In April 2020, when we were all focused on finding masks and hand sanitizer, the Federal Trade Commission (FTC) announced a $9.3 million settlement with Fashion Nova. The agency alleged that the company violated the Mail Order Rule by failing to notify consumers of shipping delays, failing to notify consumers of their cancellation rights and providing gift cards instead of refunds for unshipped orders. Two exceedingly long years later and Fashion Nova is again in the hot seat, but for a very different issue – its alleged suppression of negative customer reviews on its website. It will pay an additional $4.2 million to settle the latest allegations.
The FTC’s administrative complaint states that through a “third-party online product review management interface,” the “fast fashion” retailer automatically posted all four- or five-star product reviews but held back more critical reviews for company approval. Hundreds of thousands of negative reviews apparently were never approved for publication. Because of the failure to post the lower-starred reviews, the FTC alleged that the company deceptively represented that product reviews on the website “accurately reflect the views of all purchasers who submitted reviews.”
To settle the allegations, Fashion Nova agreed to the monetary payment and a proposed order that would prohibit future misrepresentations related to customer reviews. The order also has an interesting provision regarding how product reviews are to be displayed.

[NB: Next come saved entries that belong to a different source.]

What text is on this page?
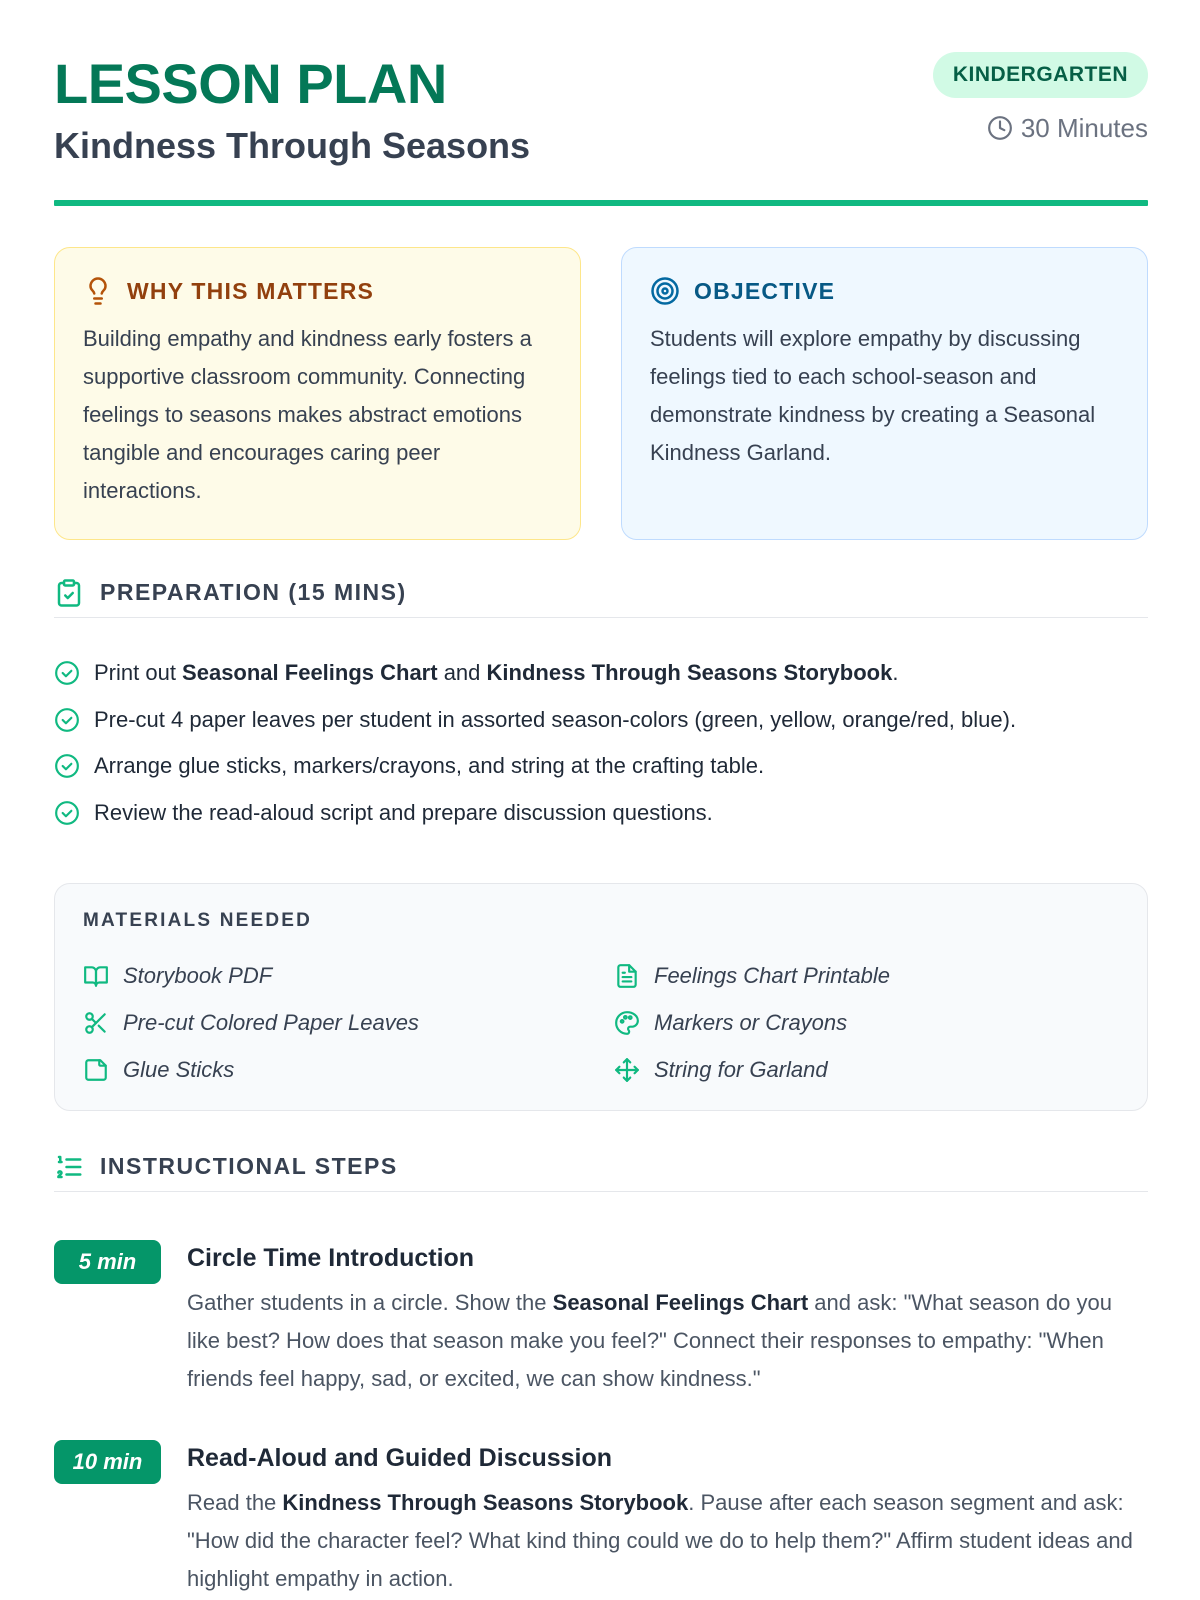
LESSON PLAN
Kindness Through Seasons
KINDERGARTEN
30 Minutes
WHY THIS MATTERS

Building empathy and kindness early fosters a supportive classroom community. Connecting feelings to seasons makes abstract emotions tangible and encourages caring peer interactions.

OBJECTIVE

Students will explore empathy by discussing feelings tied to each school-season and demonstrate kindness by creating a Seasonal Kindness Garland.

PREPARATION (15 MINS)
Print out Seasonal Feelings Chart and Kindness Through Seasons Storybook.
Pre-cut 4 paper leaves per student in assorted season-colors (green, yellow, orange/red, blue).
Arrange glue sticks, markers/crayons, and string at the crafting table.
Review the read-aloud script and prepare discussion questions.
MATERIALS NEEDED
Storybook PDF	Feelings Chart Printable
Pre-cut Colored Paper Leaves	Markers or Crayons
Glue Sticks	String for Garland
INSTRUCTIONAL STEPS
5 min	Circle Time Introduction

Gather students in a circle. Show the Seasonal Feelings Chart and ask: "What season do you like best? How does that season make you feel?" Connect their responses to empathy: "When friends feel happy, sad, or excited, we can show kindness."

10 min	Read-Aloud and Guided Discussion

Read the Kindness Through Seasons Storybook. Pause after each season segment and ask: "How did the character feel? What kind thing could we do to help them?" Affirm student ideas and highlight empathy in action.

The proposed order requires the company to display all reviews (including the ones that had been withheld), except that it may still withhold reviews that are unrelated to the products sold or that contain vulgar or inappropriate language. The company, however, is not required to offer the opportunity to submit reviews for every product it offers for sale.

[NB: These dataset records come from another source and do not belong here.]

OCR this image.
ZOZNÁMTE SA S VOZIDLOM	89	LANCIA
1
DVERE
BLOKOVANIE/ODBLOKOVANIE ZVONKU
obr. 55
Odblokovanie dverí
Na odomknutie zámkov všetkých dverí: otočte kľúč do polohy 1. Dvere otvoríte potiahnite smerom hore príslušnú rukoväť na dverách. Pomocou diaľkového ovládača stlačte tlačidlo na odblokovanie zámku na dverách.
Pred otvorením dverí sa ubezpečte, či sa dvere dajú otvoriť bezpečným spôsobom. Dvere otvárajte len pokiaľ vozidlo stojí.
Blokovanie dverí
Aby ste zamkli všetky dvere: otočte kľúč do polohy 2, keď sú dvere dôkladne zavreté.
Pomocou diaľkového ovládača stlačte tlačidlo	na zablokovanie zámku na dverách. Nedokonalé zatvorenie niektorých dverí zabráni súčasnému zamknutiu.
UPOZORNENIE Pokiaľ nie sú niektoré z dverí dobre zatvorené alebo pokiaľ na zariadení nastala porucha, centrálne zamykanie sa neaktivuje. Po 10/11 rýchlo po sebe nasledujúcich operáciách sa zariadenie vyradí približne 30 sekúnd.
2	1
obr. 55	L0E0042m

Accompanying this action, the FTC issued two new business guidance pieces – one for marketers and one for platforms that host reviews. The guidance documents set forth best practices regarding how reviews are presented, collected, moderated and solicited. We will do a deeper dive into these pieces at a later date – but for now, suffice it to say, how you present and curate reviews is of great interest to the agency and other law enforcers, and we highly recommend taking a close look at these two documents and your company’s practices with respect to reviews.
Turning back to the matter at hand, it is a bit unusual for the FTC to announce two actions against the same company in a span of two years, particularly for subsequent conduct that is unrelated to the initial action. The first action is silent as to the period of time during which the Mail Order Rule violations were allegedly occurring. The most recent complaint, however, does indicate that the challenged conduct occurred several years ago as well, before November 2019.
A question you may be asking is how the FTC can get money here after AMG, since there are no Mail Order Rule violations. The short answer is that the FTC can still get money through administrative litigation. It is a lengthy process but the bottom line is that after obtaining a final administrative cease and desist order, Section 19 of the FTC Act allows the agency to then go to federal court to obtain redress and certain other forms of monetary relief if the agency can show that “the act or practice to which the cease and desist order relates is one which a reasonable [person] would have known under the circumstances was dishonest or fraudulent.” In effect, a settlement such as this one demonstrates the agency settling the future potential Section 19 action, and it has done this many times previously, even before AMG. The administrative process is complicated, and we promise to detail more about it in yet another future blog.
A second thing you may be wondering is how this conduct meshes with the FTC Notice of Penalty Offense letters (notice letters) about endorsements and testimonials. The short answer is that this is the type of conduct that in the abstract could theoretically fall within the ambit of the notice letters and lead to civil penalties. Remember, as we discussed previously, the endorsements and testimonials notice letter also addresses reviews. Of course, the endorsements notice letters were sent in October 2021, and the conduct alleged here occurred many years prior. There are many hurdles that the FTC has to clear in order to use the notice letters to seek penalties, but first it must demonstrate that the company had “actual knowledge” that the agency had deemed the challenged practices to be deceptive or unfair. Certainly, successfully bringing such an action for conduct prior to the receipt of the notice letters would be virtually impossible, and of course, there are numerous other challenges that the agency would face.
But if we were to hypothetically assume that the notice letters were in play and the company here had actual knowledge, the agency would probably attempt to demonstrate that through the challenged conduct, the company misrepresented that “the experience described by endorsers of a product or service represents the typical or ordinary experience of users of the product or service,” a holding that the agency would allege is supported by prior litigated FTC cease and desist orders. It is certainly questionable whether review suppression like this would be covered by the old cases, but that is essentially what the agency would have to demonstrate in our hypothetical.
And for those wondering what happened to the $9.3 million that the company agreed to pay in 2020, funds were indeed sent out to consumers who had received gift cards instead of refunds, and a few months ago there was a second distribution of funds.
Finally, I would be remiss if I didn’t point out that if you are checking out the company’s website, it might not be ideal to do so on your work computer. Let’s just say that some of the styles are a bit short on fabric; and I will leave it at that.